L’illusion du bonheur

Il n’est pas en fait si difficile de comprendre les crises que la France affronte et qui entraînent une morosité voire un mécontentement à la limite de la colère de la population. Les raisons en sont profondes, culturelles au point qu’on peut parler de crise de civilisation. 

Par Michel Barat, ancien recteur de lAcadémie de Corse 

Il s’agit d’une modification des mentalités : plus personne ne met quoi que ce soit au-dessus de son bonheur personnel. Cela est bien entendu le propre d’une société qui est celle de la consommation, et dont la pandémie du Covid et le confinement ont accentué les dérives. On veut profiter à tout prix de la vie. L’homme jadis pensé comme citoyen avec la philosophie des Lumières, puis comme producteur avec la révolution industrielle se réduit lui-même aujourd’hui à un consommateur n’acceptant plus aucun obstacle à son hédonisme, à la satisfaction de ses désirs immédiats. 

Vivant dans l’immédiateté, on ferme toute perspective d’avenir. Le blocage sur la réforme des retraites en est une illustration. Nul ne peut contester que l’accroissement de l’espérance de vie, que l’entrée de plus en plus tardive dans le monde du travail fait que dans un système par répartition le nombre d’actifs sera insuffisant pour assumer les retraites futures. Ne pas le reconnaître, donc ne pas reculer l’âge du départ à la retraite c’est hypothéquer l’avenir de nos enfants. Mais penser à nos enfants, comme nos parents l’ont fait, comme nous l’avons fait, c’est aussi renoncer du moins en partie à notre satisfaction immédiate, c’est maintenir un souci de l’effort pour l’avenir et pour les autres. 

« En fait, ces illusions ont été prises au sérieux par les peuples qui ne s’inscrivent plus dans l’histoire mais défendent l’immédiateté d’un bonheur illusoire. » 

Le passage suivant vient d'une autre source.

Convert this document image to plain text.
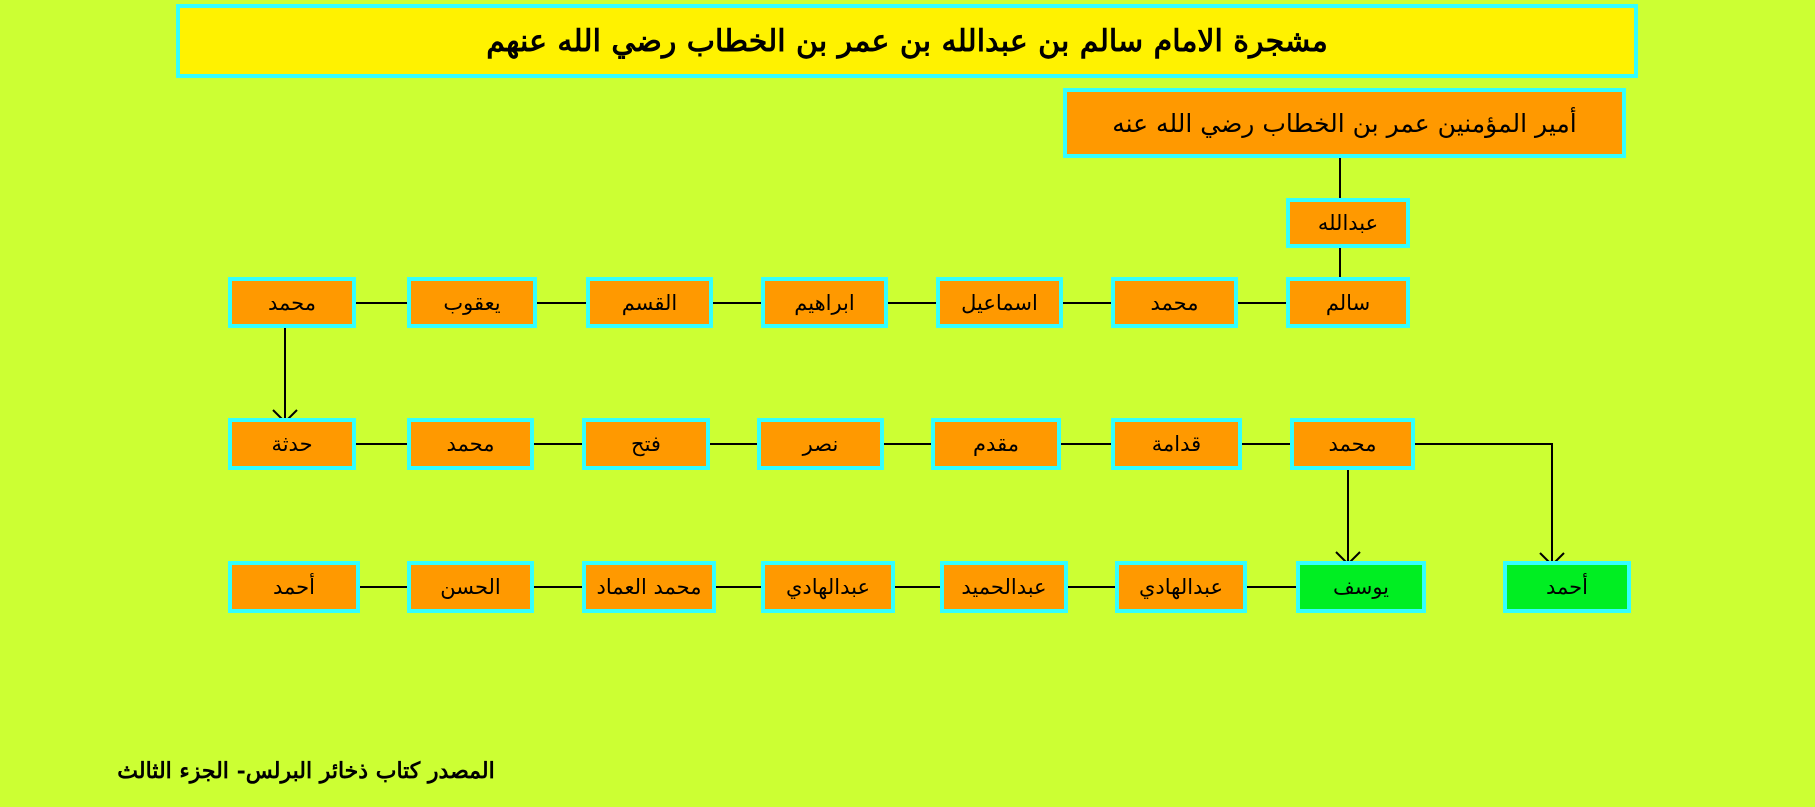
مشجرة الامام سالم بن عبدالله بن عمر بن الخطاب رضي الله عنهم
أمير المؤمنين عمر بن الخطاب رضي الله عنه
عبدالله
سالم
محمد
اسماعيل
ابراهيم
القسم
يعقوب
محمد
محمد
قدامة
مقدم
نصر
فتح
محمد
حدثة
يوسف
عبدالهادي
عبدالحميد
عبدالهادي
محمد العماد
الحسن
أحمد	أحمد
المصدر كتاب ذخائر البرلس- الجزء الثالث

Mais comme nous voulons être heureux et l’être tout de suite, il est devenu impossible de regarder vers l’avenir et de s’inscrire dans l’histoire. Des philosophes avaient annoncé dès le dix-neuvième siècle la fin de l’histoire par l’avènement de l’esprit absolu avec Hegel ou par celui de la société sans classes avec Marx ou encore aujourd’hui par celui de la démocratie libérale et l’ère du dernier homme avec Fukuyama. 

Idéologies ruinées

L’Esprit n’est pas advenu, la société sans classes s’est révélée être un terrible mirage, quant aux démocraties libérales, elles sont en recul dans le monde. En fait, ces illusions ont été prises au sérieux par les peuples qui ne s’inscrivent plus dans l’histoire mais défendent l’immédiateté d’un bonheur illusoire. 

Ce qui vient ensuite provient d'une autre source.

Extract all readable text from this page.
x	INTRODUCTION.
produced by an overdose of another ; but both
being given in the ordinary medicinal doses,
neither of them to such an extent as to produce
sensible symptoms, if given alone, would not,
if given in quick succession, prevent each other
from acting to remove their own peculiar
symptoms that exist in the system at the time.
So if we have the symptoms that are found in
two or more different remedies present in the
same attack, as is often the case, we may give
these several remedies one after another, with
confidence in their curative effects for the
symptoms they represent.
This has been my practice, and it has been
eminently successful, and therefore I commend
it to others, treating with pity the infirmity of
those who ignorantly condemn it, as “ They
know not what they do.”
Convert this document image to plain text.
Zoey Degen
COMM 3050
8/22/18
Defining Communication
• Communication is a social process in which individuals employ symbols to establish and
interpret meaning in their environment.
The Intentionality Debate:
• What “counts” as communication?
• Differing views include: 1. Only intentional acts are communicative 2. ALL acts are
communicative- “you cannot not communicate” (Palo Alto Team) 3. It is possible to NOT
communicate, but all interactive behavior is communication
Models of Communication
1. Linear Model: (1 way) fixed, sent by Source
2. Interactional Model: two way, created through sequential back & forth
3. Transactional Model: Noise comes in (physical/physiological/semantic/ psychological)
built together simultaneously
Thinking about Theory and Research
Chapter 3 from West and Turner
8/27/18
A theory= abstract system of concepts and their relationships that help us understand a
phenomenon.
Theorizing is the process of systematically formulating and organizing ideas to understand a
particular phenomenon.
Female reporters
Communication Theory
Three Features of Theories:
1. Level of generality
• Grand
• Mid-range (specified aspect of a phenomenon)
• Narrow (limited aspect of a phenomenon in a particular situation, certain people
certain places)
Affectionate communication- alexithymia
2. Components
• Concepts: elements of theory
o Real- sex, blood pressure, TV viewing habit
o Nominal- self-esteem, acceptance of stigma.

« La société sans classe s’est révélée être un mirage, quant aux démocraties libérales elles sont en recul dans le monde. »

En confondant illusion heureuse et démocratie, on ruine toute idéologie, toute spiritualité et en fin de compte toute espérance. C’est ainsi qu’inexorablement les partis mais aussi les églises déclinent à moins de sombrer dans le populisme et la démagogie. Un vieil humoriste, disparu depuis longtemps, Fernand Raynaud, avait peut-être raison très tôt avec son sketch Heureux !

La vision de Nietzsche

Pire encore une telle évolution des mentalités rendrait vaine toute pensée, toute philosophie, toute éducation. Si on veut comprendre les difficultés de notre École, il faut revenir à cet hédonisme de l’immédiat : comment des maîtres peuvent-ils demander des efforts à des élèves pour qu’ils réussissent leur avenir si non seulement leurs parents, mais encore, pour reprendre une expression politique à la mode, « les gens » veulent un bonheur immédiat. 

Cette illusion heureuse finit par désespérer Billancourt. 

À tuer les idéologies du progrès, ce ne sont pas les révolutions qu’on étouffe, ce sont les démocraties et l‘humanisme sous toutes ses formes. Nietzsche était un visionnaire quand il annonçait le dernier homme, mais il nous est toujours possible de résister à l’avènement de son surhomme. 

Retour vers le passé

Cette résistance ne peut être que celle de l’École, de l’école laïque, gratuite et obligatoire, celle de la République. Pour ouvrir à nouveau l’avenir des démocraties et plus particulièrement de la nôtre, nous avons le besoin d’une vraie politique éducative qui ne cède rien aux sirènes démagogiques. Notre Cinquième République doit avoir le courage non pas de rêver à une sixième mais de s’instruire auprès de la Troisième, réellement fondatrice de la République. 

Quand les temps présents ferment l’avenir, peut-être faut-il se tourner vers les réussites du passé quitte à se faire taxer de réactionnaire.